Trading Futures using the Crude, Dow and ES contracts gave wonderful signals overnight. The new strategies highlight the entries on the lower timeframes. Then we simply make sure the entries are confirmed on the higher timeframe. Standard risk is 15 ticks on any instrument (although typically we can lower the risk to ten ticks on the currency futures).
Trading Futures: Crude
On Crude, we had a trend entry. The 45 minute was moving down. Price approached the ATR on the 3 minute chart and we had a entry generated that resulted in a gain of 32 ticks per contract while only risking 15 ticks per contract.
Trading Futures: Dow
On the Dow we had two ADX magenta peaks. Once came in during Asia, then another kicked off during the London session.

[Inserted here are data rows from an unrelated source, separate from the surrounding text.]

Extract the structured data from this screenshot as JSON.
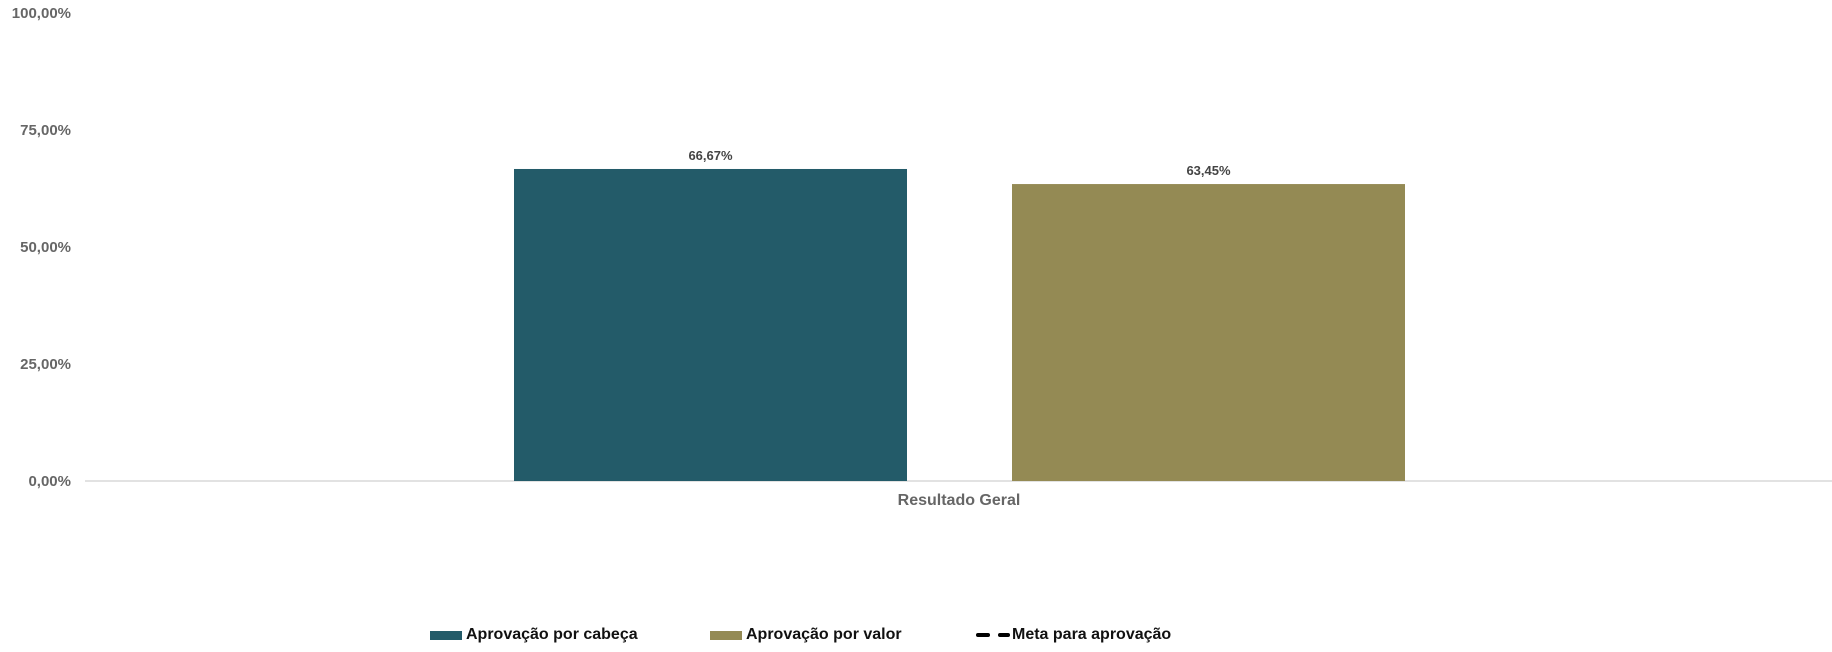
{
  "chart_data": {
    "type": "bar",
    "categories": [
      "Resultado Geral"
    ],
    "series": [
      {
        "name": "Aprovação por cabeça",
        "values": [
          66.67
        ],
        "color": "#235B69",
        "label": "66,67%"
      },
      {
        "name": "Aprovação por valor",
        "values": [
          63.45
        ],
        "color": "#948A54",
        "label": "63,45%"
      }
    ],
    "line_series": {
      "name": "Meta para aprovação",
      "color": "#000000"
    },
    "ylim": [
      0,
      100
    ],
    "yticks": [
      0,
      25,
      50,
      75,
      100
    ],
    "ytick_labels": [
      "0,00%",
      "25,00%",
      "50,00%",
      "75,00%",
      "100,00%"
    ],
    "grid": false,
    "legend_position": "bottom"
  }
}
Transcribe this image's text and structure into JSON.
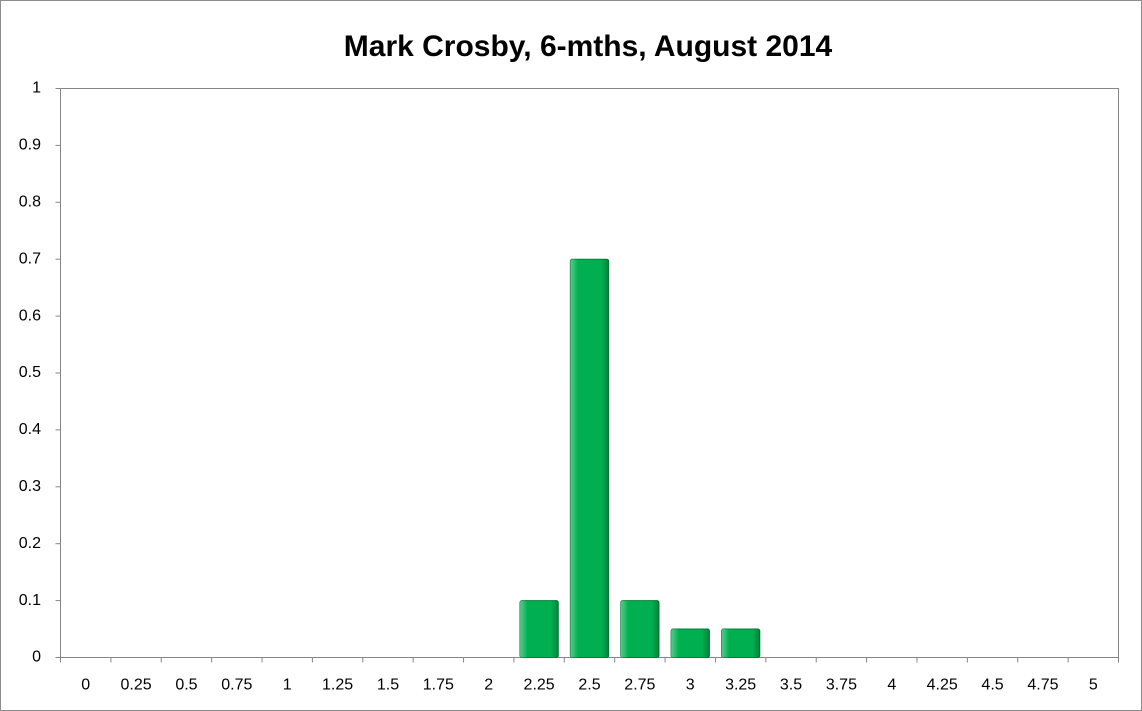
{
  "chart_data": {
    "type": "bar",
    "title": "Mark Crosby, 6-mths, August 2014",
    "categories": [
      "0",
      "0.25",
      "0.5",
      "0.75",
      "1",
      "1.25",
      "1.5",
      "1.75",
      "2",
      "2.25",
      "2.5",
      "2.75",
      "3",
      "3.25",
      "3.5",
      "3.75",
      "4",
      "4.25",
      "4.5",
      "4.75",
      "5"
    ],
    "values": [
      0,
      0,
      0,
      0,
      0,
      0,
      0,
      0,
      0,
      0.1,
      0.7,
      0.1,
      0.05,
      0.05,
      0,
      0,
      0,
      0,
      0,
      0,
      0
    ],
    "color": "#00b050",
    "ylim": [
      0,
      1
    ],
    "yticks": [
      0,
      0.1,
      0.2,
      0.3,
      0.4,
      0.5,
      0.6,
      0.7,
      0.8,
      0.9,
      1
    ],
    "grid": false
  }
}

Although we are switching contracts contracts to H16, there was adequate volume on the Z15 to trade it or you could switch to the H16 contract to trade them. Combined the two trades made 134 points per contract. This was a counter trend trade as we knew that the 45 minute was trending up but the magenta peak identified a potential pullback to the ATR (plus sign). This allows us to counter trend trade back to the ATR on the higher timeframe.
Trading Futures: ES
Then on the ES, we had one ADX magenta peak that came in and netted 6 1/2 points per contract. Again this is a counter trend trade. We could (and do during the US session especially) make sure the 3 minute has flipped the ATR to blue and retested it to ensure that the ATR will support the upward price movement.
The THD Strategies automatically highlight the entries for you. The ATR strategy also identify the profit target and has two built-in stops. One stop is based on the ATR stop indicator and the second stop kicks in once a minimum profit target has been achieved. Then the stop follows price closer to get more profits.